Это дерево и могила под ним напоминают другое дерево и другую могилу — могилу капитана Рюмина под одиноким кленом на опушке подмосковного леса.
Немецкие танки раздавили роту, которая храбро дралась, но ничего не могла поделать против них со своими бутылками с горючей смесью и самозарядными винтовками. Она задержала эти танки, но полегла.
И мертвое тело Рюмина, которое не успели зарыть в могилу, тоже раздавил танк.
«Танки показались в северной стороне поля, и стрелял лишь тот, что шел на скирды, а второй молчал и двигался к опушке леса. Алексей видел, как курсанты, несшие Рюмина, повернули назад, в скирды, и капитана уносил уже только один — курсант из третьего взвода. Он тащил его на спине, как мешок, и голова мертвого держалась очень прямо, и каска сидела на ней удивительно по-рюмински — чуть-чуть набекрень. Не переставая думать, как положить Рюмина — головой на север или на юг, — Алексей вылез из могилы и сначала собрал шинели, потом винтовки, автомат и бутылки с бензином, и все это не сбросил, а сложил в углу могилы. Молчавший танк достиг опушки и шел теперь вдоль нее к Алексею, поводя из стороны в сторону коротким хоботком орудия. Он был еще сравнительно далеко, а второй елозил уже между скирдами, и из крайнего, куда спрятались курсанты, нехотя выбивался, повисая над землей, сырой желтый дымок. Почти равнодушно Алексей отвел от него глаза и встал лицом к приближающемуся танку, затем не спеша вынул рюминский пистолет и зачем-то положил его на край могилы у своего правого локтя. Наклоняясь за бутылкой, он увидел испачканные глиной голенища сапог и колени и сперва почистил их, а потом уже выпрямился. До танка оставалось несколько метров, — Алексей хорошо различал теперь крутой скос его стального лба, ручьями лившиеся отполированные траки гусениц и, снова болезненно-остро ощутив тут присутствие своего детства, забыв все слова, нажитые без деда Матвея, пронзительно, но никому не слышно крикнул:
— Я тебя, матери твоей черт! Я тебя зараз!..»

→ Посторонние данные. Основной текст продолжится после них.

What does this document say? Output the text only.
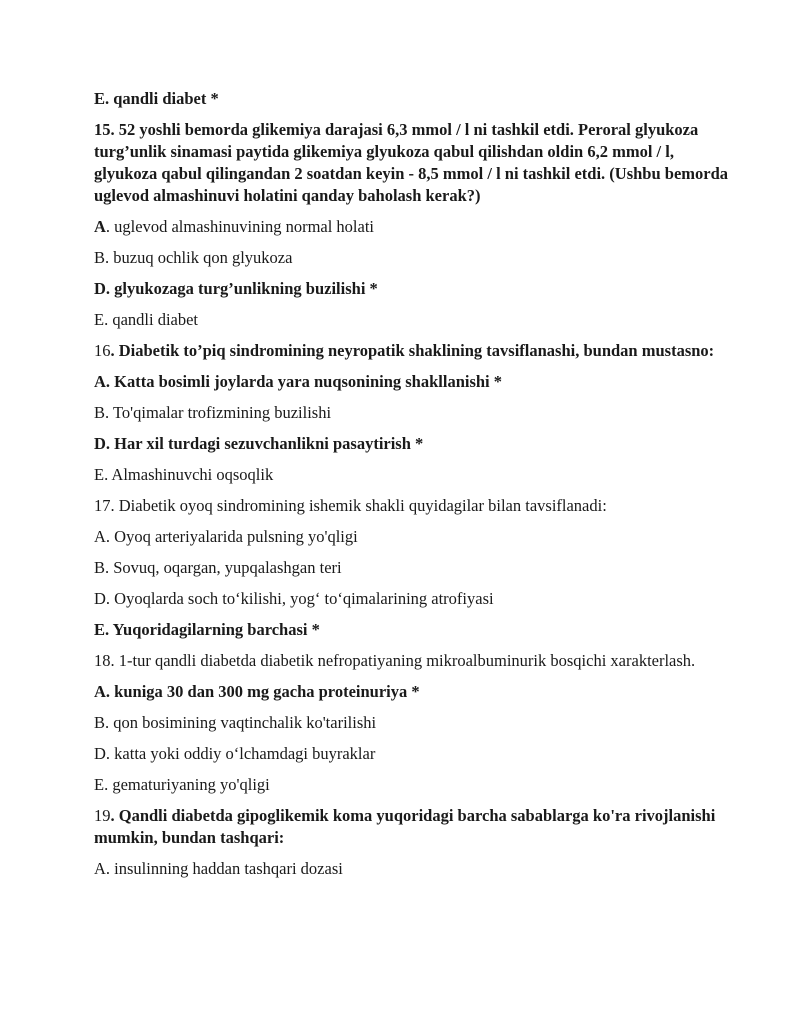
E. qandli diabet *

15. 52 yoshli bemorda glikemiya darajasi 6,3 mmol / l ni tashkil etdi. Peroral glyukoza turg’unlik sinamasi paytida glikemiya glyukoza qabul qilishdan oldin 6,2 mmol / l, glyukoza qabul qilingandan 2 soatdan keyin - 8,5 mmol / l ni tashkil etdi. (Ushbu bemorda uglevod almashinuvi holatini qanday baholash kerak?)

A. uglevod almashinuvining normal holati

B. buzuq ochlik qon glyukoza

D. glyukozaga turg’unlikning buzilishi *

E. qandli diabet

16. Diabetik to’piq sindromining neyropatik shaklining tavsiflanashi, bundan mustasno:

A. Katta bosimli joylarda yara nuqsonining shakllanishi *

B. To'qimalar trofizmining buzilishi

D. Har xil turdagi sezuvchanlikni pasaytirish *

E. Almashinuvchi oqsoqlik

17. Diabetik oyoq sindromining ishemik shakli quyidagilar bilan tavsiflanadi:

A. Oyoq arteriyalarida pulsning yo'qligi

B. Sovuq, oqargan, yupqalashgan teri

D. Oyoqlarda soch to‘kilishi, yog‘ to‘qimalarining atrofiyasi

E. Yuqoridagilarning barchasi *

18. 1-tur qandli diabetda diabetik nefropatiyaning mikroalbuminurik bosqichi xarakterlash.

A. kuniga 30 dan 300 mg gacha proteinuriya *

B. qon bosimining vaqtinchalik ko'tarilishi

D. katta yoki oddiy o‘lchamdagi buyraklar

E. gematuriyaning yo'qligi

19. Qandli diabetda gipoglikemik koma yuqoridagi barcha sabablarga ko'ra rivojlanishi mumkin, bundan tashqari:

A. insulinning haddan tashqari dozasi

В этой сцене преобладает молчание. Танк молча движется на человека, но и человек не спеша готовится ко встрече с танком. Молчание силы наталкивается на молчание еще большей силы, еще более страшной силы, потому что то сила духа.

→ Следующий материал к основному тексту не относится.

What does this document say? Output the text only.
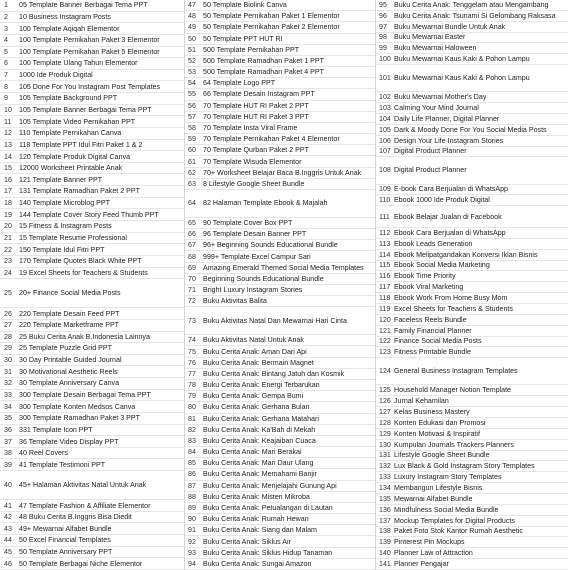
1	05 Template Banner Berbagai Tema PPT
2	10 Business Instagram Posts
3	100 Template Aqiqah Elementor
4	100 Template Pernikahan Paket 3 Elementor
5	100 Template Pernikahan Paket 5 Elementor
6	100 Template Ulang Tahun Elementor
7	1000 Ide Produk Digital
8	105 Done For You Instagram Post Templates
9	105 Template Background PPT
10	105 Template Banner Berbagai Tema PPT
11	105 Template Video Pernikahan PPT
12	110 Template Pernikahan Canva
13	118 Template PPT Idul Fitri Paket 1 & 2
14	120 Template Produk Digital Canva
15	12000 Worksheet Printable Anak
16	121 Template Banner PPT
17	131 Template Ramadhan Paket 2 PPT
18	140 Template Microblog PPT
19	144 Template Cover Story Feed Thumb PPT
20	15 Fitness & Instagram Posts
21	15 Template Resume Professional
22	150 Template Idul Fitri PPT
23	170 Template Quotes Black White PPT
24	19 Excel Sheets for Teachers & Students
25	20+ Finance Social Media Posts
26	220 Template Desain Feed PPT
27	220 Template Marketframe PPT
28	25 Buku Cerita Anak B.Indonesia Lainnya
29	25 Template Puzzle Grid PPT
30	30 Day Printable Guided Journal
31	30 Motivational Aesthetic Reels
32	30 Template Anniversary Canva
33	300 Template Desain Berbagai Tema PPT
34	300 Template Konten Medsos Canva
35	300 Template Ramadhan Paket 3 PPT
36	331 Template Icon PPT
37	36 Template Video Display PPT
38	40 Reel Covers
39	41 Template Testimoni PPT
40	45+ Halaman Aktivitas Natal Untuk Anak
41	47 Template Fashion & Affiliate Elementor
42	48 Buku Cerita B.Inggris Bisa Diedit
43	49+ Mewarnai Alfabet Bundle
44	50 Excel Financial Templates
45	50 Template Anniversary PPT
46	50 Template Berbagai Niche Elementor
47	50 Template Biolink Canva
48	50 Template Pernikahan Paket 1 Elementor
49	50 Template Pernikahan Paket 2 Elementor
50	50 Template PPT HUT RI
51	500 Template Pernikahan PPT
52	500 Template Ramadhan Paket 1 PPT
53	500 Template Ramadhan Paket 4 PPT
54	64 Template Logo PPT
55	66 Template Desain Instagram PPT
56	70 Template HUT RI Paket 2 PPT
57	70 Template HUT RI Paket 3 PPT
58	70 Template Insta Viral Frame
59	70 Template Pernikahan Paket 4 Elementor
60	70 Template Qurban Paket 2 PPT
61	70 Template Wisuda Elementor
62	70+ Worksheet Belajar Baca B.Inggris Untuk Anak
63	8 Lifestyle Google Sheet Bundle
64	82 Halaman Template Ebook & Majalah
65	90 Template Cover Box PPT
66	96 Template Desain Banner PPT
67	96+ Beginning Sounds Educational Bundle
68	999+ Template Excel Campur Sari
69	Amazing Emerald Themed Social Media Templates
70	Beginning Sounds Educational Bundle
71	Bright Luxury Instagram Stories
72	Buku Aktivitas Balita
73	Buku Aktivitas Natal Dan Mewarnai Hari Cinta
74	Buku Aktivitas Natal Untuk Anak
75	Buku Cerita Anak: Aman Dari Api
76	Buku Cerita Anak: Bermain Magnet
77	Buku Cerita Anak: Bintang Jatuh dan Kosmik
78	Buku Cerita Anak: Energi Terbarukan
79	Buku Cerita Anak: Gempa Bumi
80	Buku Cerita Anak: Gerhana Bulan
81	Buku Cerita Anak: Gerhana Matahari
82	Buku Cerita Anak: Ka'Bah di Mekah
83	Buku Cerita Anak: Keajaiban Cuaca
84	Buku Cerita Anak: Mari Berakai
85	Buku Cerita Anak: Mari Daur Ulang
86	Buku Cerita Anak: Memahami Banjir
87	Buku Cerita Anak: Menjelajahi Gunung Api
88	Buku Cerita Anak: Misteri Mikroba
89	Buku Cerita Anak: Petualangan di Lautan
90	Buku Cerita Anak: Rumah Hewan
91	Buku Cerita Anak: Siang dan Malam
92	Buku Cerita Anak: Siklus Air
93	Buku Cerita Anak: Siklus Hidup Tanaman
94	Buku Cerita Anak: Sungai Amazon
95	Buku Cerita Anak: Tenggelam atau Mengambang
96	Buku Cerita Anak: Tsunami Si Gelombang Raksasa
97	Buku Mewarnai Bundle Untuk Anak
98	Buku Mewarnai Easter
99	Buku Mewarnai Haloween
100 Buku Mewarnai Kaus Kaki & Pohon Lampu
101 Buku Mewarnai Kaus Kaki & Pohon Lampu
102 Buku Mewarnai Mother's Day
103 Calming Your Mind Journal
104 Daily Life Planner, Digital Planner
105 Dark & Moody Done For You Social Media Posts
106 Design Your Life Instagram Stories
107 Digital Product Planner
108 Digital Product Planner
109 E-book Cara Berjualan di WhatsApp
110 Ebook 1000 Ide Produk Digital
111 Ebook Belajar Jualan di Facebook
112 Ebook Cara Berjualan di WhatsApp
113 Ebook Leads Generation
114 Ebook Melipatgandakan Konversi Iklan Bisnis
115 Ebook Social Media Marketing
116 Ebook Time Priority
117 Ebook Viral Marketing
118 Ebook Work From Home Busy Mom
119 Excel Sheets for Teachers & Students
120 Faceless Reels Bundle
121 Family Financial Planner
122 Finance Social Media Posts
123 Fitness Printable Bundle
124 General Business Instagram Templates
125 Household Manager Notion Template
126 Jurnal Kehamilan
127 Kelas Business Mastery
128 Konten Edukasi dan Promosi
129 Konten Motivasi & Inspiratif
130 Kumpulan Journals Trackers Planners
131 Lifestyle Google Sheet Bundle
132 Lux Black & Gold Instagram Story Templates
133 Luxury Instagram Story Templates
134 Membangun Lifestyle Bisnis
135 Mewarnai Alfabet Bundle
136 Mindfulness Social Media Bundle
137 Mockup Templates for Digital Products
138 Paket Foto Stok Kantor Rumah Aesthetic
139 Pinterest Pin Mockups
140 Planner Law of Attraction
141 Planner Pengajar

Домовитость и бережливость, с какой Алексей Ястребов складывает все в углу могилы, а не швыряет, не бросает как попало, это домовитость крестьянина. Как и все герои К. Воробьева, он курский мужик. Точнее, сын курского мужика, в тридцатые годы ушедший из деревни. Прошло время, и Алексей забыл, откуда он. Он стал одним из тех, на ком сияют одинаковые кубари в петлицах и поскрипывают одинаковые ремни. Но в минуту, когда ему пришлось встать навстречу танку, он вспомнил, откуда он родом. Он вспомнил и деда Матвея, заменившего ему отца, и свою Курщину, и слова детства. К нему вернулась память.